九叔与珈南疾行在通往黑山谷的蜿蜒小径上。晨雾未散,林间弥漫着湿冷的寒气,露水浸湿了衣摆。珈南怀中的雪团忽然昂首,尾尖银铃发出急促的轻颤,琉璃般的眼珠死死盯向前方雾霭深处。
“师兄,前面有动静!”珈南低声预警,下意识地按住腰间桃木短匕。
九叔步伐一顿,掐指微算,眉头却越皱越紧:“煞气盘踞,然…似有同道气息?怎会如此之近?”
话音未落,前方浓雾中陡然撞出两道人影!
一方青衣道袍,面色冷峻,正是石坚!他手持罗盘,指针狂颤,周身似有雷息未散,显然刚经历过一场速战。

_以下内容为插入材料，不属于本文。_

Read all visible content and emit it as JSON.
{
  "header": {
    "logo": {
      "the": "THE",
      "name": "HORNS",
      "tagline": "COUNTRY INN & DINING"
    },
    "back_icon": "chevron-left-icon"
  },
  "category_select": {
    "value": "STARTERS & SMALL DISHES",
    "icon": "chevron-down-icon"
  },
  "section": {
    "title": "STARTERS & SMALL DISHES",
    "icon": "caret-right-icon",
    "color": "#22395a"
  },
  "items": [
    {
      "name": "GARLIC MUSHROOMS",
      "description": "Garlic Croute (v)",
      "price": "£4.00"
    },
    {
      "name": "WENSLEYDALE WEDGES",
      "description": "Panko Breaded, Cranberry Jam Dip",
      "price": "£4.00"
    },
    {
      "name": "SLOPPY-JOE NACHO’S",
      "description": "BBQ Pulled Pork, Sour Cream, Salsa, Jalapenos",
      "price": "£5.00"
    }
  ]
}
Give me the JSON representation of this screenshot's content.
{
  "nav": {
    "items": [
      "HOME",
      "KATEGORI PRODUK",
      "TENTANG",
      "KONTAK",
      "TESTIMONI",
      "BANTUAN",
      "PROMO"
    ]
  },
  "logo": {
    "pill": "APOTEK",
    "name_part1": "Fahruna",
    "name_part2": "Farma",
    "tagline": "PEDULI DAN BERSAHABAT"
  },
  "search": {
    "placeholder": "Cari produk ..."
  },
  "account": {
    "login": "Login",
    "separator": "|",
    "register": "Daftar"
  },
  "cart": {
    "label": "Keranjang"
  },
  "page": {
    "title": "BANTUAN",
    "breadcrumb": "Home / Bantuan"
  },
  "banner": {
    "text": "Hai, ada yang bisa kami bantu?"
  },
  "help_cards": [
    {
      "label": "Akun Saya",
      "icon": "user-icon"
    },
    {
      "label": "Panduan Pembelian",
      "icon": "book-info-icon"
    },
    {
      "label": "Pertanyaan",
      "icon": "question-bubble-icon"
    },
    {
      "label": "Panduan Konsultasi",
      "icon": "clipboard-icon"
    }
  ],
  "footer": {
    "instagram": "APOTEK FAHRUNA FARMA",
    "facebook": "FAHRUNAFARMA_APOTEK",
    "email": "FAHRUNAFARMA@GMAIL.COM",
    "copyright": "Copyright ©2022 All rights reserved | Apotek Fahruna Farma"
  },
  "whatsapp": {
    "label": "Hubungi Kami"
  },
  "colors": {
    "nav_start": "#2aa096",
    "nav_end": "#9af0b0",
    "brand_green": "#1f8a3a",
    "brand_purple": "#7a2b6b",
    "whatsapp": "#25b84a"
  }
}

身旁石少坚紧随其后,一手持铜钱剑,另一手还捏着一张未激发的雷符,神情警惕。
另一方,正是九叔与珈南!
四人于狭窄山道迎面撞见,俱是一愣。
石坚目光扫过九叔略显苍白的脸色和破损的道袍,嘴角立刻勾起惯有的嘲讽弧度,抢先开口:“呵!我道是谁挡路,原来是林师弟!不在你那义庄守着宝贝棺材,跑来这荒山野岭作甚?莫非又哪个徒弟被女鬼勾了魂,急着来救场?”他语速极快,字字带刺。
九叔本因昨夜苦战疲惫,闻言火气“噌”地冒起,一字眉倒竖:“石坚!你嘴里就吐不出象牙!我追踪尸魇本源至此,没空与你斗嘴!倒是你,不在丹房守着你的炉子,跑来这里,莫非终于炼炸了丹,被熏出来了?”
“你!”石坚被噎了一下,随即冷笑,“我乃察觉黑山谷异动,煞气冲天,恐生大祸,特来查看!免得某些人学艺不精,平不了事,反累及整个茅山清誉!”
“哦?大师兄何时这般心怀天下了?”九叔反唇相讥,“怕是又瞧上什么罕见邪物,想抓回去炼你的‘宝贝’丹药吧!”
两人你一言我一语,针尖对麦芒,谁也不让谁,几乎忘了身处何地。石少坚与珈南在一旁面面相觑,插不上话。
趁着前方两位师长吵得不可开交,石少坚稍稍后退半步,与珈南并肩。他目光快速扫过珈南和她怀中的雪团,语气依旧平淡,却放缓了许多:“你们昨夜…义庄情形如何?”
珈南苦笑:“尸魇破棺,甚是凶险。幸得四目师兄及时援手,暂以阵法困住。师父消耗颇大,但无碍。”
她轻轻抚了抚雪团,“雪团感应到黑山谷内有更可怕的源头,我们必须前来。”
石少坚闻言,眉头微蹙,从袖中取出一个小巧的玉瓷瓶,递了过去:“爹新炼的‘凝神丹’,对灵兽恢复元气有益。给它服半粒即可。”
他顿了顿,声音更低,“前方谷内煞气极重,非同寻常。你们…务必跟紧,勿要贸然行动。”
珈南微微一怔,接过尚带余温的玉瓶,心中涌起一丝暖意:“多谢少坚。”
雪团似乎也感受到善意,用小鼻子蹭了蹭瓶身,尾铃轻响一声。
石少坚目光掠过珈南沾着泥渍的袖口和略显疲惫的脸庞,迟疑片刻,又道:“你…自己亦当心。魂契共感虽利探查,却也易受邪煞侵蚀,莫要强撑。”
珈南点头:“我明白,多谢少坚提醒。”
就在这时,前方争吵声陡然升高!
“石坚!你休要胡搅蛮缠!此事关乎任家镇安危!”
“林凤娇!是你固执己见!按我说,就该直接…”
石少坚与珈南对视一眼,无奈地叹了口气。
“走吧,”石少坚示意,“再吵下去,天都要黑了。”
珈南点头,两人快步跟上前方那对依旧吵得面红耳赤的师兄弟。
四人队伍以一种奇特的方式重新开拔——两位长辈在前边吵边走,两位晚辈在后默默跟随。
浓雾渐散,黑山谷幽深的入口就在前方,犹如一张择人而噬的巨口,散发着不祥的寂静。